Ne yapalım yeni dünya düzeni "yani kapitalist düzen" kendine köpeklik yapacak birilerini hep bir yerlerde hazır ediyor. Yemin olsun kardeşim zeytin ağaçlarına, ve dallarına yemin olsun, yemin olsun orta doğulu kadınların ağıtlarına, ve ölen çocuklara yemin olsun "bunların hepsi" birer soytarı. Ne dinleri var, ne imanları, ne de vicdanları var.
Bütün hedefleri daha çok servet edinme, daha çok şöhret edinme tutkusu.
Neden zeytin ağaçları üstüne yemin ettim durup dururken "izin verin" buna bir açıklama getireyim.
Zeytin ağaçlarının da "fazlaca olduğu bir şehirde" misafir kaldığım evin arka kısmında yapımı başlayan "yeni bina için" mütahit firma onlarca zeytin ağacı kesmiş bu gördüm, felaket canım acıdı.
Hepimiz biliyoruz ki "yeni bir dünya kurma peşinde olan, ve bunun için dağları taşları ovaları, bağları bahçeleri yağmalayan" inşaat sektörü şehirlerin kalbine, bağların bahçelerin kalbine, zeytin ağaçlarının limon ağaçlarının, portakal ağaçlarının "ve daha nice ağaçların" kalbine acımasız darbeler vuruyorlar, ve yazık ediyorlar çocuklarımızın yarınlarına.

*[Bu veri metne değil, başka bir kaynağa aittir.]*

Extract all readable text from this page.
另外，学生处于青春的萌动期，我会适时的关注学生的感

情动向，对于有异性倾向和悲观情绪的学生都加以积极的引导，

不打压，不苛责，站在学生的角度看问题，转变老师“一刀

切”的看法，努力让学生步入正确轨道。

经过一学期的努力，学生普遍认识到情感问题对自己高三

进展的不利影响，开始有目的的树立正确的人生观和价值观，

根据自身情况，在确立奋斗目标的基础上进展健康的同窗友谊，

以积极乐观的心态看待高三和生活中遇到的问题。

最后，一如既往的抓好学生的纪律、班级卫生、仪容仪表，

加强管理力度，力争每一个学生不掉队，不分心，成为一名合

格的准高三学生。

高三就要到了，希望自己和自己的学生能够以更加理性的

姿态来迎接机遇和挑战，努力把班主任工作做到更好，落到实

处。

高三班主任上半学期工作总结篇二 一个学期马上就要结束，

Oysa iman ettiğimiz din, ve Onun aziz Peygamberi bizleri bu konuda çok fazla ikaz eder. Fazla söz eder "ağaçları kesmeyin" diye. Ve hep der ki "yarım saat sonra kıyametin kopacağını bilseniz bile" elinizde fidan varsa "o fidanı dikin" diye uyarır bizleri. Ne yazık "bütün bu uyarılara kulak tıkayan yeni insan" kendinin Muhammed Mustafa'yı sevdiğini söyler.
Bel ki dedim bel ki bundandır artık sofralarımızın bereketsiz oluşu, sokakların merhametsiz camilerin insansız oluşu.